Now, I thought that was really interesting that it’s only 20%. The rest of us are the 80% that it’s probably not a big medical reason. More or less, it’s an excuse. That’s what it pretty much boils down to.
Procrastination is also not a problem of time management or planning. I talk to so many people in my coaching practice that think, “Well, if I could just better manage my time, then I would get more done.” Not necessarily. Procrastinators are different in their ability to estimate time. We’re usually a little bit more optimistic.
We think we’re going to be able to get more done in less time. A great example would be telling someone who procrastinates to buy a weekly planner is like telling somebody with chronic depression to just cheer up. It’s a little bit more difficult than that. Just having a checklist doesn’t mean us procrastinators are going to get it done.

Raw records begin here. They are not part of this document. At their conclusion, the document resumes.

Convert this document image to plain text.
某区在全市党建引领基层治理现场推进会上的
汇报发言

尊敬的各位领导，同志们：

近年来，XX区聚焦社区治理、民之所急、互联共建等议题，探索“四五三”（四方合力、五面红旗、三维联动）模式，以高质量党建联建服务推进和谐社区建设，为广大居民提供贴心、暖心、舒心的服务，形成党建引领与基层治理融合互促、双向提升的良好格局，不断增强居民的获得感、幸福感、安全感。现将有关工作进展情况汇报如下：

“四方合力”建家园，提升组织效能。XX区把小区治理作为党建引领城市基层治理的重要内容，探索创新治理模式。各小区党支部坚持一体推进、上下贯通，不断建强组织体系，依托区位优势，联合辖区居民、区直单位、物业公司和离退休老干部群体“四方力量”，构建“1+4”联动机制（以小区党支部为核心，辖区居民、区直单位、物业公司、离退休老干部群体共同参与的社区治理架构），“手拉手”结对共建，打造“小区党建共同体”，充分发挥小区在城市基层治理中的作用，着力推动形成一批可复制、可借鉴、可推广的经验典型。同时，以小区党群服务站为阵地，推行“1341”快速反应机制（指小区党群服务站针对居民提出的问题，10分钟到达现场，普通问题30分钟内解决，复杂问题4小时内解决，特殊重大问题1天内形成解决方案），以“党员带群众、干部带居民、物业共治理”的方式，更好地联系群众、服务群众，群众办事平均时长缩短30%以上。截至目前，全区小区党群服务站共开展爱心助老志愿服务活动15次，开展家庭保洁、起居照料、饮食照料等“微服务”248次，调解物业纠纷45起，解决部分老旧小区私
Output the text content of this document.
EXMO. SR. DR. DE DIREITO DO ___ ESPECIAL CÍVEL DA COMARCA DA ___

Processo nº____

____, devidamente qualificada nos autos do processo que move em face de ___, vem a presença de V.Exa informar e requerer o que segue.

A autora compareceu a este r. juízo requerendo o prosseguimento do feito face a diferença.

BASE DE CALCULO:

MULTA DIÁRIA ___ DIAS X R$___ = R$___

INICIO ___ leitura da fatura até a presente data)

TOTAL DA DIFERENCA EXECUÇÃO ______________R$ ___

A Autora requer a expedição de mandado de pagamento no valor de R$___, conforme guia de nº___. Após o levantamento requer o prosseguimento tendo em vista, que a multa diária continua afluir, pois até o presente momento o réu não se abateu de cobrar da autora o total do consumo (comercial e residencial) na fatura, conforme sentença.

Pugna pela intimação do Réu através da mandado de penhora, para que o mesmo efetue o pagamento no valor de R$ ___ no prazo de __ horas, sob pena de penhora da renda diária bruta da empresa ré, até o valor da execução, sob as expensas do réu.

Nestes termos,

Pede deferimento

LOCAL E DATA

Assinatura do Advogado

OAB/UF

But, procrastinators are not born. None of us were born to have the ability to put things off, to put our dreams off, to stop thinking about what we really, really want and focusing on just the day-to-day emails or Facebook, or things that are just always in our face. Procrastination is learned. It may be learned in the family. It may be learned in all different parts of life, but it is learned.
Some people procrastinate because they either need a rush, that exhilaration. Some feel paralyzed by perfectionism. How many of you have a book idea but you feel paralyzed because you think, “Gosh, where do I start,” or, “I really want to start a business, but what if I fail.” And then others just simply don’t want to do the task. So, there’s chronic procrastination’s like we talked about. Those folks, the 20%, they may need that behavioral therapy to help them. But us other 80% really just need some tips.